Abellanosa: Advent

I GREW up thinking and feeling that Advent, like Lent, is a boring season in the Church’s liturgical cycle. For four Sundays, the color is dominantly purple. There is no singing of the Gloria, and the readings are about “waiting” and “coming.” The impatient child in me would always ask why can we not just light all the four candles at once?

In my adult years, however, I have learned to gradually appreciate Advent. This I have understood because of the many experiences in life where waiting cannot but be part of. I’d wait for people I would love to wait, and I’d also have to wait even those that I don’t. There were times when I was sure that I was waiting for a good news, there were also moments, many of them, wherein I was sure that what I was waiting for are coming disasters.

One who does not wait or who cannot wait does not truly live. Life is all about waiting.

It is true that waiting is sometimes if not most of the times hard. Despite the assurances that “I am coming na”, “on my way”, or “see you”– it is just too irritating if not annoying why one cannot just arrive or be on time (as agreed). The more irritating thing is when after several communications, the one expected to arrive would say “sorry, I almost forgot.”

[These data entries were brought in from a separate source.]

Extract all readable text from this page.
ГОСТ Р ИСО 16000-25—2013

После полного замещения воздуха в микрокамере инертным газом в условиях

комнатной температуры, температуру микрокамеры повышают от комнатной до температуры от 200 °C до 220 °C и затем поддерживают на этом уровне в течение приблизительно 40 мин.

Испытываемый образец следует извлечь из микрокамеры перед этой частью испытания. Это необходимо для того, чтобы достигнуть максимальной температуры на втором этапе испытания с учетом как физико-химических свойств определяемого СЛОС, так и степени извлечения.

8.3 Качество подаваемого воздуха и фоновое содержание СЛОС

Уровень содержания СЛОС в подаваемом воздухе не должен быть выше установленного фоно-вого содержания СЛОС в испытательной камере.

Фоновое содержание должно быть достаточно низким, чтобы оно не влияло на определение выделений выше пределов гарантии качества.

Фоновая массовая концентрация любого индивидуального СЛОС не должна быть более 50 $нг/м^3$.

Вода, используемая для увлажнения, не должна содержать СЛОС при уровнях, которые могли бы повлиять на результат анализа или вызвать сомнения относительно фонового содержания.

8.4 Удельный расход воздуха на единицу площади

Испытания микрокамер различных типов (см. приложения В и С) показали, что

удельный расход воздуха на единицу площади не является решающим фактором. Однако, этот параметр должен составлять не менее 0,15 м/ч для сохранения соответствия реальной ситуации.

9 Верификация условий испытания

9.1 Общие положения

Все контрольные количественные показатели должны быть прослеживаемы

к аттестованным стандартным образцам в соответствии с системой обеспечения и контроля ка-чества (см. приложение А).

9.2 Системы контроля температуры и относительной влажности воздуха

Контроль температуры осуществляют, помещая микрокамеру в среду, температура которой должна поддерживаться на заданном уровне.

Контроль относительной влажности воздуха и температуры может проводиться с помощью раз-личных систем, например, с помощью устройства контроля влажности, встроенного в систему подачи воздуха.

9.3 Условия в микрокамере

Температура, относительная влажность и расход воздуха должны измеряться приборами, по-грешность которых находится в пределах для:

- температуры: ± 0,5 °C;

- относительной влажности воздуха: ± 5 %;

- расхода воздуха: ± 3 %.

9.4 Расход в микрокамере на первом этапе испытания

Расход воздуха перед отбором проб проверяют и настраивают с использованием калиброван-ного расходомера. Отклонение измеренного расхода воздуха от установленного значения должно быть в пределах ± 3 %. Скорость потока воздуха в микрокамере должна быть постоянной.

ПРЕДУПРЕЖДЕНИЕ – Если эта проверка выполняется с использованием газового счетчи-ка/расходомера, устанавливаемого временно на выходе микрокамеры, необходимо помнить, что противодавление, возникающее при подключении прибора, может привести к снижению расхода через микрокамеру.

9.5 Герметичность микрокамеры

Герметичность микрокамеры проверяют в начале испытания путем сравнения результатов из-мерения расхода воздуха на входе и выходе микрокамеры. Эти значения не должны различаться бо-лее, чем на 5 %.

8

But what can we do? This is life.

Another thing that I appreciate with Advent is the reminder that at some point in our waiting, things become uncertain. Perhaps the promise was made clear. However, it is in the nature of the human person to just feel uncertain about many things despite repeated assurances. It is in the face of uncertainty however that hope emerges. In the Old Testament, hope and faith are closely intertwined. In fact they essentially mean the same. Hope is the expression of he who believes, and it is only he who holds on in faith can truly hope even in the face of the world’s harshest adversities.

The acceptance that there are many uncertainties in life is constitutive of genuine human living. We learn from the philosopher Bertrand Russell that we have to endure “uncertainty even though it is painful”, and this we must “in the presence of vivid hopes and fears”, and this we should if “we wish to live without the support of comforting fairy tales.”

To endure life even in the face of all combined political, economic, and existential instabilities is a challenge even for those who believe. Sometimes the concept and the construct of God may not even be enough to sustain us in our patience for the promised salvation. We have been assured as we are told that someone will come, but sometimes “it appears that” the promise is not true or probably we were wrong in what we have believed. Who knows? The difference in the answers would depend on “faith.”

And this is why I like Advent. While Christmas has that feeling of being “so divine”, after all, the incarnation is a truth we profess about God’s becoming one with us, Advent is “so human.” The season brings out in us who we truly are. It makes us embrace our anxieties, discomforts, to the point of experiencing so much gloom and darkness.

But it is in the gloominess of life and in the darkness of our experiences that we are forced to hold on to. As I have told my students a number of times “the best ideas in this world are products of humanity’s worst experiences.” It is in the face of the most uncertain of all uncertainties that we can only conclude that yes, it may be the case that no one is going to come, but who knows . . . at least we lived in hope.